A pro-life group is urging a boycott of the Earle Macke School of Law at Drexel University over pro bono projects the college is pushing that would have students promoting abortion.

“Secular Pro-Life urges supporters of the right to life, women’s health, and freedom of speech to boycott the Earle Macke School of Law at Drexel University.  The boycott will continue until Drexel reforms its unethical pro bono program,” the organization says. “Students and alumni who participate in the boycott are encouraged to notify the law school of the reason for their decision.  Contact information for the Assistant Dean of Admission and the Senior Vice President are available at BoycottDrexel.com.”

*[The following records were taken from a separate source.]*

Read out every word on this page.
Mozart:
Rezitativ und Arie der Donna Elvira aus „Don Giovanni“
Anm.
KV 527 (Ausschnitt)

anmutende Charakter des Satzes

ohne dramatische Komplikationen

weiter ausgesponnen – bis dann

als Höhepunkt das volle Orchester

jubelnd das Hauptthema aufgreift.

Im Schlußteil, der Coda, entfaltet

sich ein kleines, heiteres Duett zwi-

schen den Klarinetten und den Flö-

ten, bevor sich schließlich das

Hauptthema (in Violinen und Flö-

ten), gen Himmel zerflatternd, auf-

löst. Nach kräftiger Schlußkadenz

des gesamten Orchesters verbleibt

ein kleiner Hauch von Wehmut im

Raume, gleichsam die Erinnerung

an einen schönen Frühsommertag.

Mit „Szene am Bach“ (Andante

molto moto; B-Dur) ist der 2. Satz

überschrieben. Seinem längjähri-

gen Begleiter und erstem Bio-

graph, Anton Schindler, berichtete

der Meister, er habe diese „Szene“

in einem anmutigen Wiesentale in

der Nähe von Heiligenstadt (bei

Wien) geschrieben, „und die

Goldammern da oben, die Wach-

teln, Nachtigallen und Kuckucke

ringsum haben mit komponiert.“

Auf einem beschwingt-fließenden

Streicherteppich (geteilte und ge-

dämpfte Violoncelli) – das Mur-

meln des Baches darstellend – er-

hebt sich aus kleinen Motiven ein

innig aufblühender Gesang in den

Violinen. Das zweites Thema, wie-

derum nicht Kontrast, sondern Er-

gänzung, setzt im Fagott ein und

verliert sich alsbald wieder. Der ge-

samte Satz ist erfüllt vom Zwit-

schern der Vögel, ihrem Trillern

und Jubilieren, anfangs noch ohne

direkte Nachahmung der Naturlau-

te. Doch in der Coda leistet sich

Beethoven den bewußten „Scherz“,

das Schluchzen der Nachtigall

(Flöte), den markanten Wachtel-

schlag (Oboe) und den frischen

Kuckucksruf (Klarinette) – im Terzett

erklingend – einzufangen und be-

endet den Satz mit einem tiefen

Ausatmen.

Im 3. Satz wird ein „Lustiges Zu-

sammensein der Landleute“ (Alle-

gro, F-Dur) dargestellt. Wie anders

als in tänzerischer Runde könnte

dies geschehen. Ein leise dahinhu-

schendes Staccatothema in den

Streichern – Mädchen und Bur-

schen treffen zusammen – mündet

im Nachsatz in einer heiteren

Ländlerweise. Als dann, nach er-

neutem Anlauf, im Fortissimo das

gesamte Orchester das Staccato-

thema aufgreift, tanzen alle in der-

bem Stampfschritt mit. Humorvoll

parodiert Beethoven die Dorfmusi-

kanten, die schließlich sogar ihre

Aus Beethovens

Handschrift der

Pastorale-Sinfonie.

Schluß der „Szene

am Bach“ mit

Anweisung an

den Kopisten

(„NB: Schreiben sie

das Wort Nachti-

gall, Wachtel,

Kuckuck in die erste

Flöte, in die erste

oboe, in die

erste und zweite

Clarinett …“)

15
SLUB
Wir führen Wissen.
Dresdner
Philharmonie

In March, Secular Pro-Life broke the story that Drexel was promoting two pro-abortion pro bono projects. The pro-life group highlighted the two projects in its boycott call:

The “Judicial Bypass Intake Project” involves law students in legal proceedings that allow minors to have abortions without their parents’ knowledge.  Some of those girls likely go to the local Planned Parenthood, which has a history of providing inadequate follow-up care for its abortion patients.  Drexel has provided no assurances that these girls will have access to prompt emergency care in the event of a complication.

A second project, the “Abortion Clinic Escort Service,” encourages law students to threaten pro-life sidewalk counselors with bogus lawsuits. Although Drexel has changed the wording of that project’s description on its website, it has not contacted Secular Pro-Life to explain any substantive reforms to the project, despite repeated requests.

“Unfortunately, Drexel has ignored our petition for reform,” said Kelsey Hazzard, the president of Secular Pro-Life and a law student at the University of Virginia.  “Accordingly, we are asking pro-life students who are considering law school to refrain from applying to Drexel.  We are also asking alumni and other potential donors to send their money elsewhere.”